A further dimension to the justification of a moral war is the conception of an objective moral order embodied in Kolnai’s theory of “disgust reaction,” where disgust expresses “one of the deep layers of moral consensus.” McAleer applies this theory, perhaps less convincingly than his other readings, to The Lord of the Rings. The agents of Sauron and Saruman thus provoke disgust in the Hobbits just as Gandalf “avoids defilement” by placing the Ring in an envelope when Bilbo leaves Bag End. This intuition of a moral consensus provides one of the basic elements from which the protagonists can righteously pursue the final defeat of Sauron and Saruman.

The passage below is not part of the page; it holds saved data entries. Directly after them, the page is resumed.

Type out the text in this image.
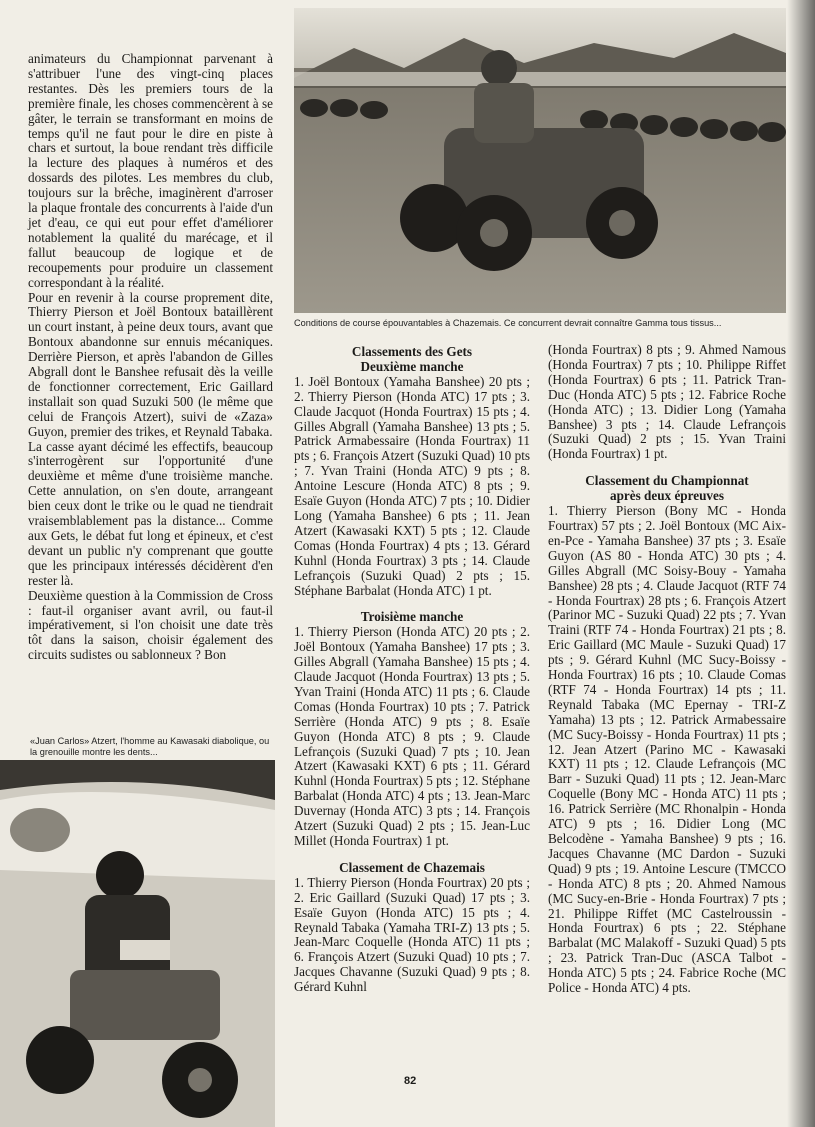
Conditions de course épouvantables à Chazemais. Ce concurrent devrait connaître Gamma tous tissus...

animateurs du Championnat parvenant à s'attribuer l'une des vingt-cinq places restantes. Dès les premiers tours de la première finale, les choses commencèrent à se gâter, le terrain se transformant en moins de temps qu'il ne faut pour le dire en piste à chars et surtout, la boue rendant très difficile la lecture des plaques à numéros et des dossards des pilotes. Les membres du club, toujours sur la brêche, imaginèrent d'arroser la plaque frontale des concurrents à l'aide d'un jet d'eau, ce qui eut pour effet d'améliorer notablement la qualité du marécage, et il fallut beaucoup de logique et de recoupements pour produire un classement correspondant à la réalité.

Pour en revenir à la course proprement dite, Thierry Pierson et Joël Bontoux bataillèrent un court instant, à peine deux tours, avant que Bontoux abandonne sur ennuis mécaniques. Derrière Pierson, et après l'abandon de Gilles Abgrall dont le Banshee refusait dès la veille de fonctionner correctement, Eric Gaillard installait son quad Suzuki 500 (le même que celui de François Atzert), suivi de «Zaza» Guyon, premier des trikes, et Reynald Tabaka.

La casse ayant décimé les effectifs, beaucoup s'interrogèrent sur l'opportunité d'une deuxième et même d'une troisième manche. Cette annulation, on s'en doute, arrangeant bien ceux dont le trike ou le quad ne tiendrait vraisemblablement pas la distance... Comme aux Gets, le débat fut long et épineux, et c'est devant un public n'y comprenant que goutte que les principaux intéressés décidèrent d'en rester là.

Deuxième question à la Commission de Cross : faut-il organiser avant avril, ou faut-il impérativement, si l'on choisit une date très tôt dans la saison, choisir également des circuits sudistes ou sablonneux ? Bon

«Juan Carlos» Atzert, l'homme au Kawasaki diabolique, ou la grenouille montre les dents...

Classements des Gets

Deuxième manche

1. Joël Bontoux (Yamaha Banshee) 20 pts ; 2. Thierry Pierson (Honda ATC) 17 pts ; 3. Claude Jacquot (Honda Fourtrax) 15 pts ; 4. Gilles Abgrall (Yamaha Banshee) 13 pts ; 5. Patrick Armabessaire (Honda Fourtrax) 11 pts ; 6. François Atzert (Suzuki Quad) 10 pts ; 7. Yvan Traini (Honda ATC) 9 pts ; 8. Antoine Lescure (Honda ATC) 8 pts ; 9. Esaïe Guyon (Honda ATC) 7 pts ; 10. Didier Long (Yamaha Banshee) 6 pts ; 11. Jean Atzert (Kawasaki KXT) 5 pts ; 12. Claude Comas (Honda Fourtrax) 4 pts ; 13. Gérard Kuhnl (Honda Fourtrax) 3 pts ; 14. Claude Lefrançois (Suzuki Quad) 2 pts ; 15. Stéphane Barbalat (Honda ATC) 1 pt.

Troisième manche

1. Thierry Pierson (Honda ATC) 20 pts ; 2. Joël Bontoux (Yamaha Banshee) 17 pts ; 3. Gilles Abgrall (Yamaha Banshee) 15 pts ; 4. Claude Jacquot (Honda Fourtrax) 13 pts ; 5. Yvan Traini (Honda ATC) 11 pts ; 6. Claude Comas (Honda Fourtrax) 10 pts ; 7. Patrick Serrière (Honda ATC) 9 pts ; 8. Esaïe Guyon (Honda ATC) 8 pts ; 9. Claude Lefrançois (Suzuki Quad) 7 pts ; 10. Jean Atzert (Kawasaki KXT) 6 pts ; 11. Gérard Kuhnl (Honda Fourtrax) 5 pts ; 12. Stéphane Barbalat (Honda ATC) 4 pts ; 13. Jean-Marc Duvernay (Honda ATC) 3 pts ; 14. François Atzert (Suzuki Quad) 2 pts ; 15. Jean-Luc Millet (Honda Fourtrax) 1 pt.

Classement de Chazemais

1. Thierry Pierson (Honda Fourtrax) 20 pts ; 2. Eric Gaillard (Suzuki Quad) 17 pts ; 3. Esaïe Guyon (Honda ATC) 15 pts ; 4. Reynald Tabaka (Yamaha TRI-Z) 13 pts ; 5. Jean-Marc Coquelle (Honda ATC) 11 pts ; 6. François Atzert (Suzuki Quad) 10 pts ; 7. Jacques Chavanne (Suzuki Quad) 9 pts ; 8. Gérard Kuhnl

(Honda Fourtrax) 8 pts ; 9. Ahmed Namous (Honda Fourtrax) 7 pts ; 10. Philippe Riffet (Honda Fourtrax) 6 pts ; 11. Patrick Tran-Duc (Honda ATC) 5 pts ; 12. Fabrice Roche (Honda ATC) ; 13. Didier Long (Yamaha Banshee) 3 pts ; 14. Claude Lefrançois (Suzuki Quad) 2 pts ; 15. Yvan Traini (Honda Fourtrax) 1 pt.

Classement du Championnat

après deux épreuves

1. Thierry Pierson (Bony MC - Honda Fourtrax) 57 pts ; 2. Joël Bontoux (MC Aix-en-Pce - Yamaha Banshee) 37 pts ; 3. Esaïe Guyon (AS 80 - Honda ATC) 30 pts ; 4. Gilles Abgrall (MC Soisy-Bouy - Yamaha Banshee) 28 pts ; 4. Claude Jacquot (RTF 74 - Honda Fourtrax) 28 pts ; 6. François Atzert (Parinor MC - Suzuki Quad) 22 pts ; 7. Yvan Traini (RTF 74 - Honda Fourtrax) 21 pts ; 8. Eric Gaillard (MC Maule - Suzuki Quad) 17 pts ; 9. Gérard Kuhnl (MC Sucy-Boissy - Honda Fourtrax) 16 pts ; 10. Claude Comas (RTF 74 - Honda Fourtrax) 14 pts ; 11. Reynald Tabaka (MC Epernay - TRI-Z Yamaha) 13 pts ; 12. Patrick Armabessaire (MC Sucy-Boissy - Honda Fourtrax) 11 pts ; 12. Jean Atzert (Parino MC - Kawasaki KXT) 11 pts ; 12. Claude Lefrançois (MC Barr - Suzuki Quad) 11 pts ; 12. Jean-Marc Coquelle (Bony MC - Honda ATC) 11 pts ; 16. Patrick Serrière (MC Rhonalpin - Honda ATC) 9 pts ; 16. Didier Long (MC Belcodène - Yamaha Banshee) 9 pts ; 16. Jacques Chavanne (MC Dardon - Suzuki Quad) 9 pts ; 19. Antoine Lescure (TMCCO - Honda ATC) 8 pts ; 20. Ahmed Namous (MC Sucy-en-Brie - Honda Fourtrax) 7 pts ; 21. Philippe Riffet (MC Castelroussin - Honda Fourtrax) 6 pts ; 22. Stéphane Barbalat (MC Malakoff - Suzuki Quad) 5 pts ; 23. Patrick Tran-Duc (ASCA Talbot - Honda ATC) 5 pts ; 24. Fabrice Roche (MC Police - Honda ATC) 4 pts.

82
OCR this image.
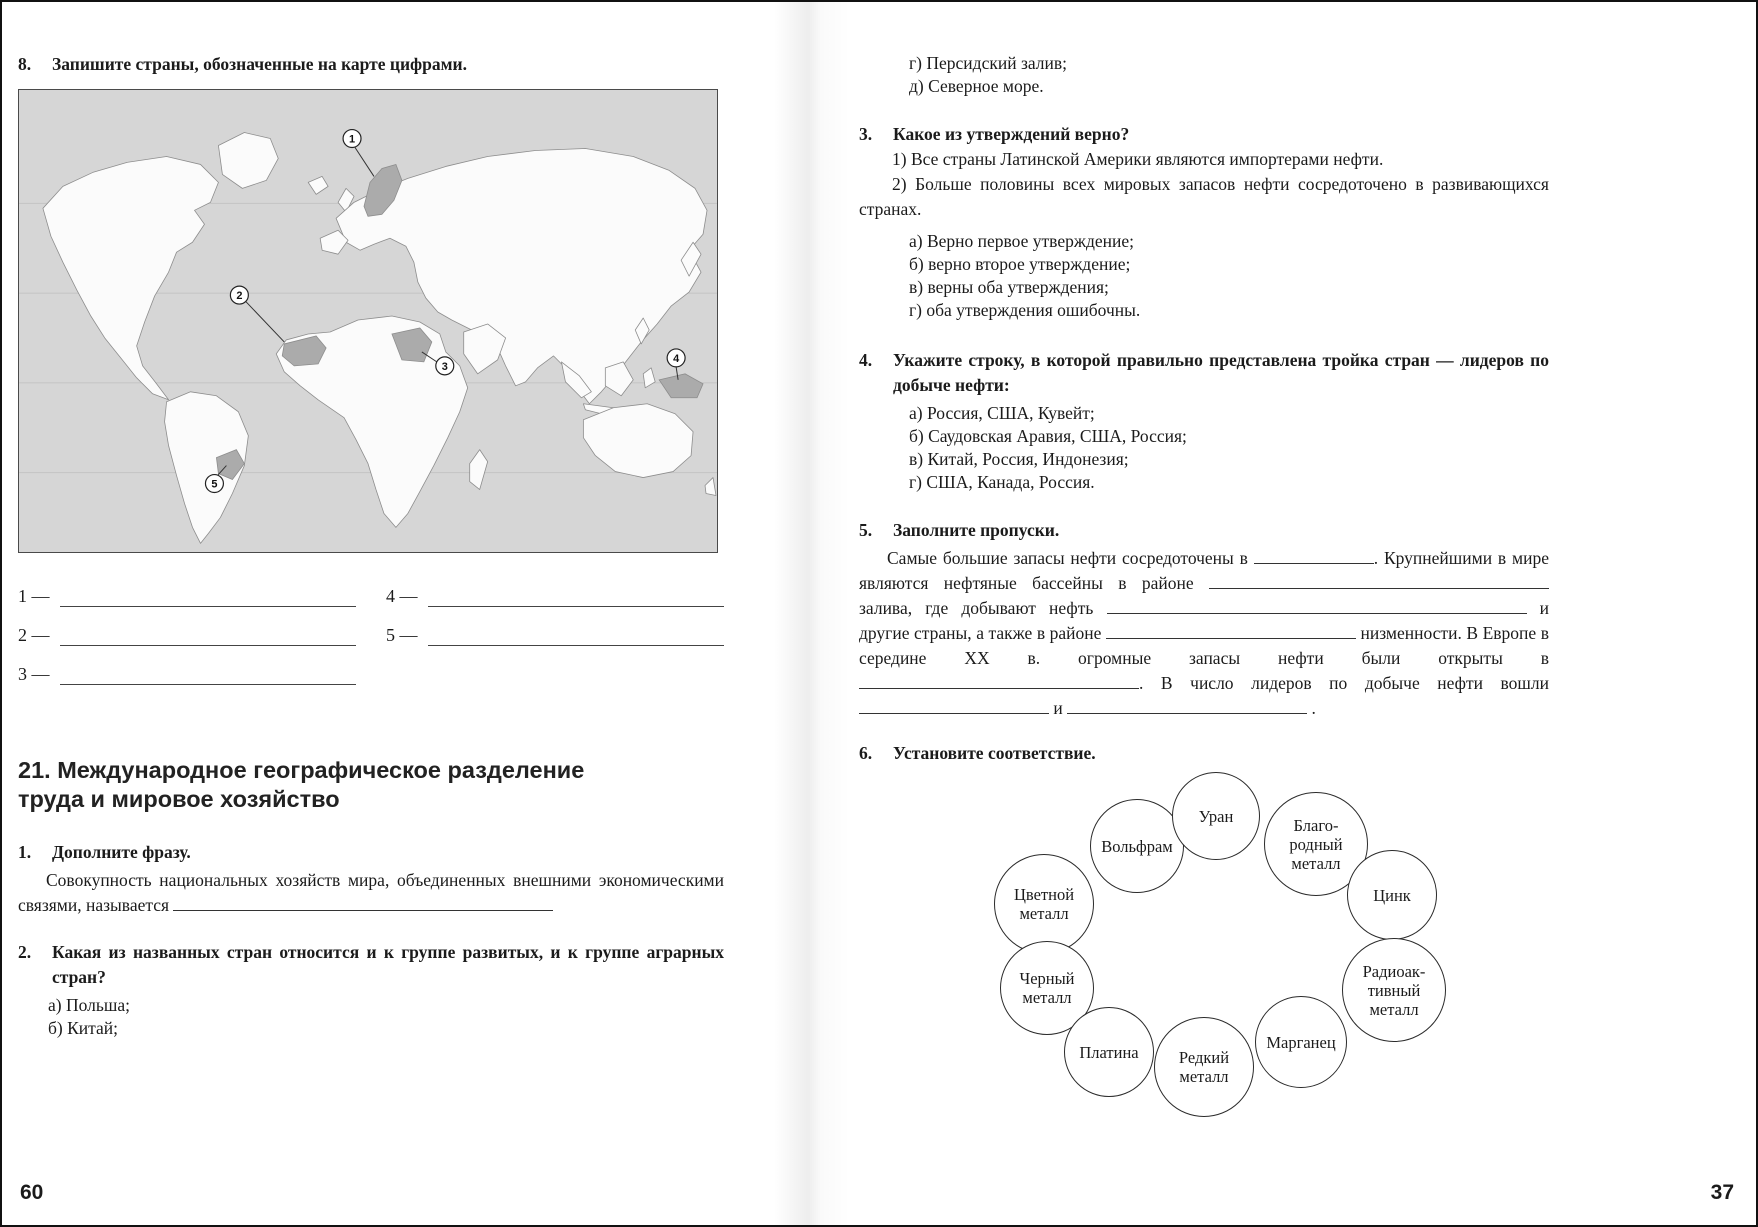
8. Запишите страны, обозначенные на карте цифрами.
1
2
3
4
5
1 —
2 —
3 —
4 —
5 —
21. Международное географическое разделение труда и мировое хозяйство
1. Дополните фразу.

Совокупность национальных хозяйств мира, объединенных внешними экономическими связями, называется

2. Какая из названных стран относится и к группе развитых, и к группе аграрных стран?
а) Польша;
б) Китай;
г) Персидский залив;
д) Северное море.
3. Какое из утверждений верно?
1) Все страны Латинской Америки являются импортерами нефти.
2) Больше половины всех мировых запасов нефти сосредоточено в развивающихся странах.
а) Верно первое утверждение;
б) верно второе утверждение;
в) верны оба утверждения;
г) оба утверждения ошибочны.
4. Укажите строку, в которой правильно представлена тройка стран — лидеров по добыче нефти:
а) Россия, США, Кувейт;
б) Саудовская Аравия, США, Россия;
в) Китай, Россия, Индонезия;
г) США, Канада, Россия.
5. Заполните пропуски.

Самые большие запасы нефти сосредоточены в	. Крупнейшими в мире являются нефтяные бассейны в районе  залива, где добывают нефть	и другие страны, а также в районе	низменности. В Европе в середине XX в. огромные запасы нефти были открыты в . В число лидеров по добыче нефти вошли  и	.

6. Установите соответствие.
Вольфрам
Уран	Благо-
родный
металл
Цветной
металл
Цинк
Черный
металл
Радиоак-
тивный
металл
Платина Редкий
металл
Марганец
60	37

McAleer’s book certainly goes far in the way of placing Tolkien in the context of 20th century Catholic philosophic thinking. Given that such thinkers are not widely known outside philosophic circles, this alone makes the book valuable, apart from the other virtues it contains. That said, more specific interpretations offered by the book can feel strained at times. Tolkien was certainly not in the habit of speaking (or identifying himself) in “isms” or in the technical language of 20th century philosophy, at least not in those letters where he is inclined (sometimes reluctantly) to unfold the meaning of his works. Nor does there seem to be much of a clue to this line of thinking in places where Tolkien presented a more formal theory of myth-making, such as his 1939 essay “On Faery Stories” where his interests center on the nature of poetic “sub-creation” rather than on a philosophical creed per se.
This is not in the least to deny McAleer’s basic point that a conscious set of philosophical ideas is implicit in the stories, but it does emphasize the interpretative risks inherent in applying such formal theories too zealously to Tolkien’s works.
As both books indicate in their separate ways, J.R.R. Tolkien was an ardent defender of the Western tradition. Part of his defense consisted in his diagnosis of the spiritual ills of the 20th century that quietly lies underneath the surface of the stories. On this score, the books are particularly insightful and there is much to be gained.
As for the more active part of his defense—what Tolkien really thought could be done in the wake of the profound social and intellectual upheavals he witnessed in his lifetime—this is more difficult to determine. Whether he was serious about a political vision such as distributism, as McAleer suggests, is open to debate. Yet it is surely true that his very act of “sub-creation”—endowing his little world with an intricate beauty borrowed from ages past—constitutes an act of defense of the very first order.
It is Bard the bowman aiming for the dragon’s heart in defense of his city. In Tolkien’s words:
Blessed are the timid hearts that evil hate,
that quail in its shadow, and yet shut the gate;
that seek no parley, and in guarded room,
though small and bare, upon a clumsy loom
weave tissues gilded by the far-off day
hoped and believed in under Shadow’s sway.